Allocation concealment ‐ the method used to conceal the allocation sequence:

• low risk ‐ e.g. telephone or central randomisation; consecutively numbered, sealed, opaque envelopes;

• high risk ‐ open random allocation, e.g. unsealed or non‐opaque envelopes, alternation; date of birth; and

• unclear ‐ no or unclear information provided.

Blinding ‐ the methods used to blind participants, clinicians and caregivers, and outcome assessors for different outcomes:

• low risk;

• high risk; and

• unclear.

Incomplete outcome data ‐ the completeness of data, including attrition and exclusions from the analysis, for each outcome and any reasons for attrition or exclusion, where reported:

• low risk: < 10% missing data;

• high risk: > 10% missing data; and

• unclear risk: no or unclear information provided.

Measures of treatment effect

We planned to calculate risk ratio (RR) and risk difference (RD) for dichotomous data and mean difference (MD) for continuous data, with respective 95% confidence intervals (CI). We planned to determine the number needed to treat to benefit (NNTB) or to harm (NNTH) for a statistically significant reduction in the RD.

Unit of analysis issues

We planned that the unit of analysis would be the participating infant in individually randomised trials and the neonatal unit (or sub‐unit) for cluster‐randomised trials.
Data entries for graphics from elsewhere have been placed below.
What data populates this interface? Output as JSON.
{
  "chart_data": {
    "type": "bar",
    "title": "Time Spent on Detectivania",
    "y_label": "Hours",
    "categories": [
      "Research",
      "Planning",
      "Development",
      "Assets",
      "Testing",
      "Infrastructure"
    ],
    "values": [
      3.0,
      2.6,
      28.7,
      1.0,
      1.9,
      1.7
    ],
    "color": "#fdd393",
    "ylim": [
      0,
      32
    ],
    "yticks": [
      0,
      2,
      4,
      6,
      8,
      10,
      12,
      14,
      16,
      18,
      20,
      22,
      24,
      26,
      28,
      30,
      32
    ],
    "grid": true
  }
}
More than one episode of a bloodstream infection can occur in the same infant with a CVC. We planned to include only one episode per infant to avoid a unit of analysis problem.

Assessment of heterogeneity

We planned to examine the treatment effects of individual trials and heterogeneity between trial results by inspecting the forest plots. We planned to calculate the I² statistic for each analysis to quantify inconsistency across studies and to describe the percentage of variability in effect estimates that may be due to heterogeneity rather than sampling error.

Assessment of reporting biases

If there were data from more than 10 trials included in a meta‐analysis, we intended to conduct a funnel plot analysis.

Data synthesis

We planned to perform meta‐analyses using the fixed‐effect model.

Subgroup analysis and investigation of heterogeneity

We pre‐specified separate comparisons for infants with:

• suspected infection;

• confirmed infection.

For confirmed infection, we planned to perform subgroup analyses by infecting organism:

• coagulase‐negative staphylococci;

• other Gram‐positive cocci;

• Gram‐negative bacillus;

• fungi.

If sufficient data were available, we would have performed further subgroup analyses by:

• birth weight and gestational age: VLBW infants (< 1500 g) and very preterm infants (< 32 weeks gestation at birth);

• CVC type: peripherally inserted percutaneous CVCs; subcutaneously tunnelled catheters; umbilical catheters.

If substantial heterogeneity had been detected (I² > 50%), we planned to explore the possible causes (for example, differences in study design, participants, interventions or completeness of outcome assessments) in sensitivity analyses.